文章目录
- 1.CrushMap核心概念
- 2.集群默认的CrushMap规则剖析
- 2.1.CrushMap列表显示内容剖析
- 2.2.对默认的CrushMap规则进行深度的剖析
- 2.3.完整的CrushMap定义信息
1.CrushMap核心概念
CrushMap官方文档:https://docs.ceph.com/en/pacific/rados/operations/crush-map/
Ceph集群数据写入流程,最终是通过Crush算法将数据落入到OSD中,使用Crush算法来存储和管理数据,相当于智能的数据分发机制。Ceph可以通过Crush算法准确的计算出数据应该存储在哪里,也可以计算出从哪里读取数据。
Crush算法就是依据配置的Crush Map规则策略,将数据路由到对应的存储点。
如下图所示,一份数据被拆成多个Object对象,这些Object对象从PG写入到OSD时,Crush算法是根据节点来选择OSD进行存储的,也就是说,Crush算法不会将同一份数据的多个副本写入在一个节点中多个OSD上,因为一旦这个节点宕机,对于数据的完整性就会产生影响,Crush算法会将一份数据的多个副本分别存储在不同的节点的OSD上,以确保数据的安全性。

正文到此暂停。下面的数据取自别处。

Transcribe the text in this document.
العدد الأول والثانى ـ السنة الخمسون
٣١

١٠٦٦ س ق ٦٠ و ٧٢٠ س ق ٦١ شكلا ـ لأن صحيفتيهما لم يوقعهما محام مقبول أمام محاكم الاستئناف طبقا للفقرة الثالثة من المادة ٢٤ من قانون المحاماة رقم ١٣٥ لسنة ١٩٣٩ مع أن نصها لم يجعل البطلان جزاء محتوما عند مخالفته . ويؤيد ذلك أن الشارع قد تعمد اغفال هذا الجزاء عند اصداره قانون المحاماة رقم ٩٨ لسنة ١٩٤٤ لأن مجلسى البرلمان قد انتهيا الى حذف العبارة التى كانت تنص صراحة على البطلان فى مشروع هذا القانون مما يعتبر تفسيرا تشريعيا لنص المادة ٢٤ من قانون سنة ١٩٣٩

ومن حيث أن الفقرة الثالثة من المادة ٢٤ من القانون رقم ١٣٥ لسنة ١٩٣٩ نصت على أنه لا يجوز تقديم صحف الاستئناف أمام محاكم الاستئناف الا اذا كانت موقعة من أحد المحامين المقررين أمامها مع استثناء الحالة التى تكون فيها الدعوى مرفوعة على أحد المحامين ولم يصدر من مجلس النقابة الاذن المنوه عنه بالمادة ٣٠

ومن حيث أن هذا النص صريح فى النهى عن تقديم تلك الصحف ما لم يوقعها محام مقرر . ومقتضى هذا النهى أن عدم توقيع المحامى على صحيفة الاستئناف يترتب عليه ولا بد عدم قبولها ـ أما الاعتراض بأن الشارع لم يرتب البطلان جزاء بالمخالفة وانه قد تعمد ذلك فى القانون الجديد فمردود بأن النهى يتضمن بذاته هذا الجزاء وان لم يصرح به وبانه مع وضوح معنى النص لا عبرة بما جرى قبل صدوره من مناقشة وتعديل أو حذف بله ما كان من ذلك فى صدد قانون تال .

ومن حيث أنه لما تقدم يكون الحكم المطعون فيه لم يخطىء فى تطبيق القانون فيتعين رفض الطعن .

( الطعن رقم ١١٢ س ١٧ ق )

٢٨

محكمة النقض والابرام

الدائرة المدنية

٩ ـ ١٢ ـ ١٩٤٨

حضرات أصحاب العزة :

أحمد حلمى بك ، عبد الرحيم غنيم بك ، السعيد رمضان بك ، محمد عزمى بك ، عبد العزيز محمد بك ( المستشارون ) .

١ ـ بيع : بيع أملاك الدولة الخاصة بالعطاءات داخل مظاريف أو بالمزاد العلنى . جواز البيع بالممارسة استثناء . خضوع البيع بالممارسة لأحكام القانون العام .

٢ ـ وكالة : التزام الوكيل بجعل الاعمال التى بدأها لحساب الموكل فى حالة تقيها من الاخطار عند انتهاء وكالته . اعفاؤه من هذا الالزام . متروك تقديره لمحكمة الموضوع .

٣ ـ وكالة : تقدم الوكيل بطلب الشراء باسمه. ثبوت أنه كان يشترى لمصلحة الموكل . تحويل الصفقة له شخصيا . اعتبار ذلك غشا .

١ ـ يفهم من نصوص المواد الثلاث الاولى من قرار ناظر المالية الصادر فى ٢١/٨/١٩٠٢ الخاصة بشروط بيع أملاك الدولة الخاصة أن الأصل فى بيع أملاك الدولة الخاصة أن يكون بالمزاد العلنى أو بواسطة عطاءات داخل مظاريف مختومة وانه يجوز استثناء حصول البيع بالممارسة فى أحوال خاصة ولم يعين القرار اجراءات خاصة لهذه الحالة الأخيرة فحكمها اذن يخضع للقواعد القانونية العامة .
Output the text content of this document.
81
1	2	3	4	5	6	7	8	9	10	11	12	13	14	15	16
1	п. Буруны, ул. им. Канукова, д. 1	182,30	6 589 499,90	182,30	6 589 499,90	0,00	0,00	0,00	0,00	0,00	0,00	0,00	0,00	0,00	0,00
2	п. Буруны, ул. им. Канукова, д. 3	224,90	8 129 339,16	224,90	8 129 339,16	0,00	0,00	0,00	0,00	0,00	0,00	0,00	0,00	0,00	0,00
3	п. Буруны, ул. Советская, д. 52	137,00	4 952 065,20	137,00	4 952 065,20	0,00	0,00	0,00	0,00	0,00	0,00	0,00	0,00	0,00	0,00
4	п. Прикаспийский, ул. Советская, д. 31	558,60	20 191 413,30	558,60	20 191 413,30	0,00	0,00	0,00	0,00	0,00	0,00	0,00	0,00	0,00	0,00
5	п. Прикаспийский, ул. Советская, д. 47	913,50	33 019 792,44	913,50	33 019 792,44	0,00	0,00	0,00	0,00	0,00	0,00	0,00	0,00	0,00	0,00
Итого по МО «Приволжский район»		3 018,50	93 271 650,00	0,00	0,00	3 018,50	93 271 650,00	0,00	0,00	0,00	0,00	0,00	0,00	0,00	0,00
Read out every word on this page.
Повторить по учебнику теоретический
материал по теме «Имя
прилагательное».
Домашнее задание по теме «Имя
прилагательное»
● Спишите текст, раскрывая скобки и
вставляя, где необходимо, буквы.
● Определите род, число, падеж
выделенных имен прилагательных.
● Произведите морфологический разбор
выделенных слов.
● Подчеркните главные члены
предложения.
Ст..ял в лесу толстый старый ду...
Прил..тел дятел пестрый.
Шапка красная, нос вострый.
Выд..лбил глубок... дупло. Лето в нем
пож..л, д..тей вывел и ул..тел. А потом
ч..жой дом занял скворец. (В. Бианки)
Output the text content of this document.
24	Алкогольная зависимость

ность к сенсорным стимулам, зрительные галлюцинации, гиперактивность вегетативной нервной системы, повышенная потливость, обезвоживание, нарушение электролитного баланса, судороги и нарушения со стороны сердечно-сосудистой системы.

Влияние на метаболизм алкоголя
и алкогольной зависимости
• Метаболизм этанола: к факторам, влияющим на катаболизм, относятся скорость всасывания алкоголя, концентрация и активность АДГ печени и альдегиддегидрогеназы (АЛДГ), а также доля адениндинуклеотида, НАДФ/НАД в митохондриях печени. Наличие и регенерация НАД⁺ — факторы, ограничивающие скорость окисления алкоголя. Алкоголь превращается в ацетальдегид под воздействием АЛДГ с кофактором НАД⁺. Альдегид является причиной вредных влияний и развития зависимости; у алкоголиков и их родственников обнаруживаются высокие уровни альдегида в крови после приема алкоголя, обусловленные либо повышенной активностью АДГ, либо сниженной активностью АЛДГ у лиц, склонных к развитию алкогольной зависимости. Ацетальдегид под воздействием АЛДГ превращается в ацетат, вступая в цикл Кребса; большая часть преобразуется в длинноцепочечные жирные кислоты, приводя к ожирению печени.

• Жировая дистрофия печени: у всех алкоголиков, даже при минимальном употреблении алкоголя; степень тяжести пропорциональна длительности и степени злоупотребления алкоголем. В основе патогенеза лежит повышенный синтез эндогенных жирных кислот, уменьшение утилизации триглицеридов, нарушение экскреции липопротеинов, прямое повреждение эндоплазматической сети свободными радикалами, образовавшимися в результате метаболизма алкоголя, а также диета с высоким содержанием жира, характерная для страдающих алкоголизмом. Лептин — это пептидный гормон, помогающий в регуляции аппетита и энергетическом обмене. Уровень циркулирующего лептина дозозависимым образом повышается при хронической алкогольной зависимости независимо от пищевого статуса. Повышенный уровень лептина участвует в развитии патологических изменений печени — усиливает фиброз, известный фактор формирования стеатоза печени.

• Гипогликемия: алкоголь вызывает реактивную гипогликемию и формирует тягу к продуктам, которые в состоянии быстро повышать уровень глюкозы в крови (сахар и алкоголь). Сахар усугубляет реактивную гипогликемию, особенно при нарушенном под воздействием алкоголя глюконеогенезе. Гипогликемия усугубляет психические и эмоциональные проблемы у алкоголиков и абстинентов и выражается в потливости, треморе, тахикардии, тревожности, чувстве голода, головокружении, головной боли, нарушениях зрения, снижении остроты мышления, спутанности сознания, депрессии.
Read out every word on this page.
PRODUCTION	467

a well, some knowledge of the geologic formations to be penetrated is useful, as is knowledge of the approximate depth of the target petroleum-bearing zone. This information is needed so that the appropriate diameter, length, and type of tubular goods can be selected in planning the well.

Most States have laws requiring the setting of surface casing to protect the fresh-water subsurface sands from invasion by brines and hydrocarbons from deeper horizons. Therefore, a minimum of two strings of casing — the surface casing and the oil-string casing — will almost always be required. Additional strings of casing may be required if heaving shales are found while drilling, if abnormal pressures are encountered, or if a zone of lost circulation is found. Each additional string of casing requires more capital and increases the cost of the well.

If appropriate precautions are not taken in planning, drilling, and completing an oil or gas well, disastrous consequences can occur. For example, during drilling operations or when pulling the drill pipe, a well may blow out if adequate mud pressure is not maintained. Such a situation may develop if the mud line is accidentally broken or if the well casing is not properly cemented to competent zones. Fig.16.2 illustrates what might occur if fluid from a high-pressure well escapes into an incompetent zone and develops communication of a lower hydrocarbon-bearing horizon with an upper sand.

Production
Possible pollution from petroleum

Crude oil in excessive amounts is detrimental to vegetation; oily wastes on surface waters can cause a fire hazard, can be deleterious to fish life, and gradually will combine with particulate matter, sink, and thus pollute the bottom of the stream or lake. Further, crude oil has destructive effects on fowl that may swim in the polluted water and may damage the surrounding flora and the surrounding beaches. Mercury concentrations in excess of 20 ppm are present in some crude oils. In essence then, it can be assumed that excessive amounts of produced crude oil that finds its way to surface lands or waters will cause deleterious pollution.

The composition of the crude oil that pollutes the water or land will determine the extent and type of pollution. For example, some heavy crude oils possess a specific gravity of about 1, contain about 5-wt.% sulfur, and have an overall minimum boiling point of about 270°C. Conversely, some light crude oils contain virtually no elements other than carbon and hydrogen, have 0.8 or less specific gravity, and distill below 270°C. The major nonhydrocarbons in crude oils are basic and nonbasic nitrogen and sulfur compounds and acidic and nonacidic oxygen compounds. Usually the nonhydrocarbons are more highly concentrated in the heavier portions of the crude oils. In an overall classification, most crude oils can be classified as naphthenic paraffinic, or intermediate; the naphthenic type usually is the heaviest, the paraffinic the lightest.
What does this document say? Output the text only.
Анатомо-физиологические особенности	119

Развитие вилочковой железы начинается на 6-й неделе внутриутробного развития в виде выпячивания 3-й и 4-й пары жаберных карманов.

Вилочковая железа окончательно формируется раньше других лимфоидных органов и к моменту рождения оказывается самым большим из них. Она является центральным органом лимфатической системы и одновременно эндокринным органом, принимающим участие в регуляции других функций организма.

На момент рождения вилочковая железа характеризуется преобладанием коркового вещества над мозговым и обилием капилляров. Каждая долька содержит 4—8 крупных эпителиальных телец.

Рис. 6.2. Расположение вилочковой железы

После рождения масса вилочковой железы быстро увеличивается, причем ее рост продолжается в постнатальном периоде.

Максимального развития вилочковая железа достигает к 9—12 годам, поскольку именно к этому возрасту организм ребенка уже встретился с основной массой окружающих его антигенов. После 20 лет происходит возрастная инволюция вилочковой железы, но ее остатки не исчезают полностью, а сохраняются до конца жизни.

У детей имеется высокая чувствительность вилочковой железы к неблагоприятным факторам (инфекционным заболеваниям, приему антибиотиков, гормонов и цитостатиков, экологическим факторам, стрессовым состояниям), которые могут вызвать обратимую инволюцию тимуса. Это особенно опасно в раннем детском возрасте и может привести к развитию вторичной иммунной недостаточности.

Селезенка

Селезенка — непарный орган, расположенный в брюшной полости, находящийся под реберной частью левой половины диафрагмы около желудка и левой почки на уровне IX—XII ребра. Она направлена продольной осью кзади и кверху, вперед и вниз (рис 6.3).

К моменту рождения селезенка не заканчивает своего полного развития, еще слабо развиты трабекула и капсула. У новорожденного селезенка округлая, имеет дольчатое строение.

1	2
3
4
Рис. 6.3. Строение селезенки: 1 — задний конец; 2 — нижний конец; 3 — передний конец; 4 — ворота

Crush算法是根据CrushMap规则来决定数据应该如何分配和存储,由CrushMap来定义具体的规则,数据的容灾也是由CrushMap来定义。
如果对于Ceph中存储的数据安全性要求很高,那么数据容灾机制也是必不可少的环节。
数据容灾可以通过CrushMap来定义,CrushMap支持很多种容灾方案:
- OSD容灾:多个OSD之间存放一份数据的多个副本。
- Host容灾:多个节点上的不同OSD存放一份数据的多个副本。
如果数据安全性很高可以使用下面几种方案:
- ROW容灾:跨机房的容灾,多个机房中的Ceph节点组成的集群。
- Datacenter容灾:数据中心容灾,跨数据中心组网,实现数据存储的高可靠性。
- zone容灾:区域容灾,同一地区下多个区域之间的组网。
- region容灾:跨地区容灾,例如上海和北京组网,对数据存储实现高可靠性。
- root:顶部
等等多种方案··············
这些容灾机制都是通过CrushMap来实现的,定义好的这些规则与Pool资源池进行关联,最终实现数据的分布式存储。
2.集群默认的CrushMap规则剖析
2.1.CrushMap列表显示内容剖析
可以通过ceph osd tree
或者ceph osd crush tree
两个命令来查看集群中OSD有那些CrushMap规则列表,显示的内容是一样的,后者的输出更加详细。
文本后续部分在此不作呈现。